Parla Waleed, il “blasfemo” che difende Charlie Hebdo
Roma. Waleed al Husseini ha trascorso dieci mesi in una prigione palestinese per lo stesso “crimine” per cui i giornalisti di Charlie Hebdo sono stati fatti a pezzi un anno fa: “Blasfemia”. Ma quando Waleed fuggì in Giordania e all’ambasciata francese di Amman chiese asilo politico, non avrebbe mai immaginato che l’incubo islamista lo avrebbe seguito anche a Parigi, dove oggi vive nascosto, perché i fondamentalisti lo cercano per fargliela pagare. Waleed ha già causato polemiche in Francia, accusando il Consiglio francese del culto musulmano di essere “oscurantista”. Durante un’intervista televisiva, organizzata in un ristorante a Parigi, l’hotel ha chiesto di eliminare il nome di Waleed dal tavolo. Troppo rischioso. Libération lo ha ritratto sotto il titolo “fiero di essere un apostata”.
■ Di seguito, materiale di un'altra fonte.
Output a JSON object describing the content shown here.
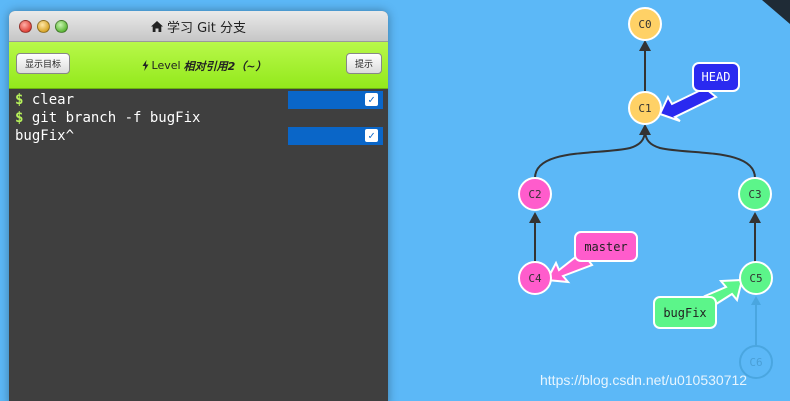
{
  "window": {
    "title": "学习 Git 分支",
    "home_icon": "home-icon"
  },
  "toolbar": {
    "show_goal_label": "显示目标",
    "hint_label": "提示",
    "level_prefix": "Level",
    "level_name": "相对引用2（~）",
    "level_icon": "lightning-icon"
  },
  "terminal": {
    "lines": [
      {
        "prompt": "$",
        "text": "clear",
        "done": true
      },
      {
        "prompt": "$",
        "text": "git branch -f bugFix",
        "done": false
      },
      {
        "prompt": "",
        "text": "bugFix^",
        "done": true
      }
    ]
  },
  "graph": {
    "colors": {
      "yellow": "#ffd166",
      "pink": "#ff5ccc",
      "green": "#5cf58a",
      "head": "#2a2af0",
      "faded": "#5cb8f7"
    },
    "commits": [
      {
        "id": "C0",
        "color": "yellow"
      },
      {
        "id": "C1",
        "color": "yellow"
      },
      {
        "id": "C2",
        "color": "pink"
      },
      {
        "id": "C3",
        "color": "green"
      },
      {
        "id": "C4",
        "color": "pink"
      },
      {
        "id": "C5",
        "color": "green"
      },
      {
        "id": "C6",
        "color": "faded"
      }
    ],
    "refs": [
      {
        "name": "HEAD",
        "target": "C1",
        "color": "head"
      },
      {
        "name": "master",
        "target": "C4",
        "color": "pink"
      },
      {
        "name": "bugFix",
        "target": "C5",
        "color": "green"
      }
    ]
  },
  "watermark": "https://blog.csdn.net/u010530712"
}
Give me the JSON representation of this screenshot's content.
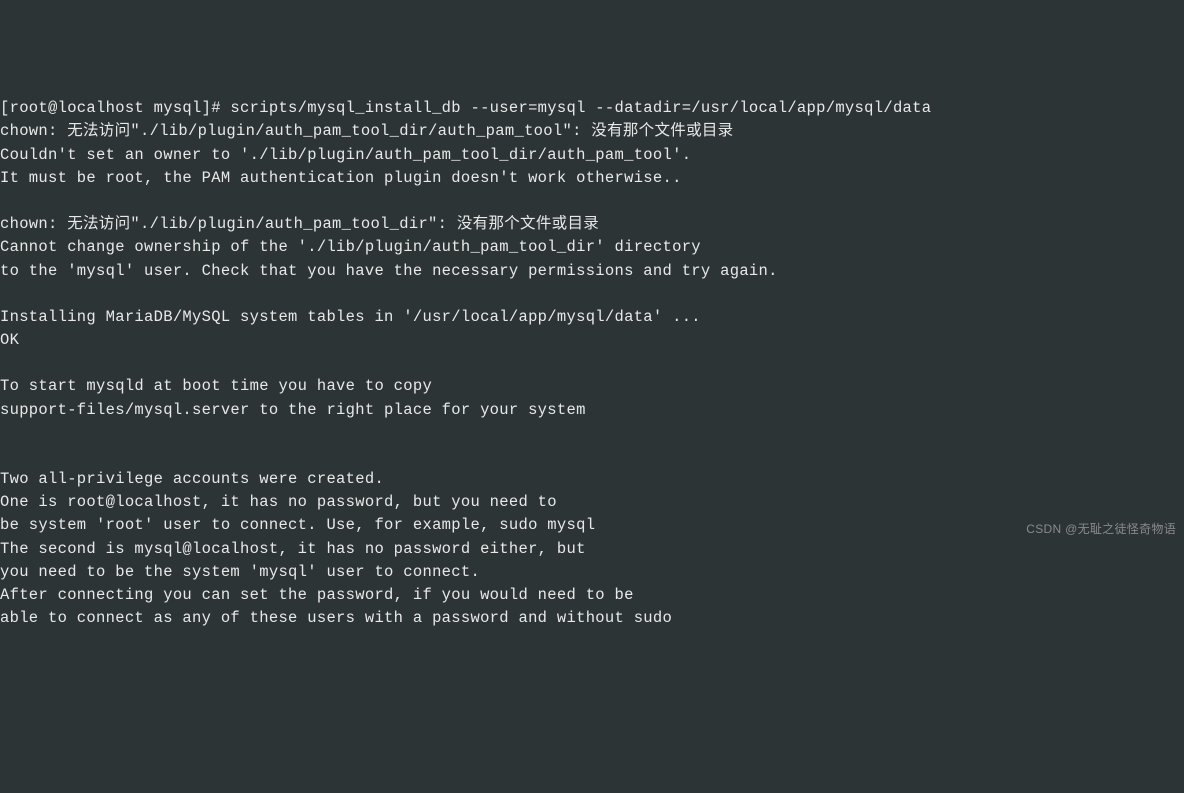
{
  "terminal": {
    "lines": [
      "[root@localhost mysql]# scripts/mysql_install_db --user=mysql --datadir=/usr/local/app/mysql/data",
      "chown: 无法访问\"./lib/plugin/auth_pam_tool_dir/auth_pam_tool\": 没有那个文件或目录",
      "Couldn't set an owner to './lib/plugin/auth_pam_tool_dir/auth_pam_tool'.",
      "It must be root, the PAM authentication plugin doesn't work otherwise..",
      "",
      "chown: 无法访问\"./lib/plugin/auth_pam_tool_dir\": 没有那个文件或目录",
      "Cannot change ownership of the './lib/plugin/auth_pam_tool_dir' directory",
      "to the 'mysql' user. Check that you have the necessary permissions and try again.",
      "",
      "Installing MariaDB/MySQL system tables in '/usr/local/app/mysql/data' ...",
      "OK",
      "",
      "To start mysqld at boot time you have to copy",
      "support-files/mysql.server to the right place for your system",
      "",
      "",
      "Two all-privilege accounts were created.",
      "One is root@localhost, it has no password, but you need to",
      "be system 'root' user to connect. Use, for example, sudo mysql",
      "The second is mysql@localhost, it has no password either, but",
      "you need to be the system 'mysql' user to connect.",
      "After connecting you can set the password, if you would need to be",
      "able to connect as any of these users with a password and without sudo"
    ]
  },
  "watermark": "CSDN @无耻之徒怪奇物语"
}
Questo scrittore e blogger palestinese ha evitato la condanna a morte soltanto grazie a una mobilitazione internazionale. E’ stato il primo caso di un palestinese perseguitato per le proprie idee dal potere statale in Cisgiordania. Quello “moderato” di Abu Mazen. Waleed fu arrestato mentre si trovava in un internet café della sua città, Qalqilya.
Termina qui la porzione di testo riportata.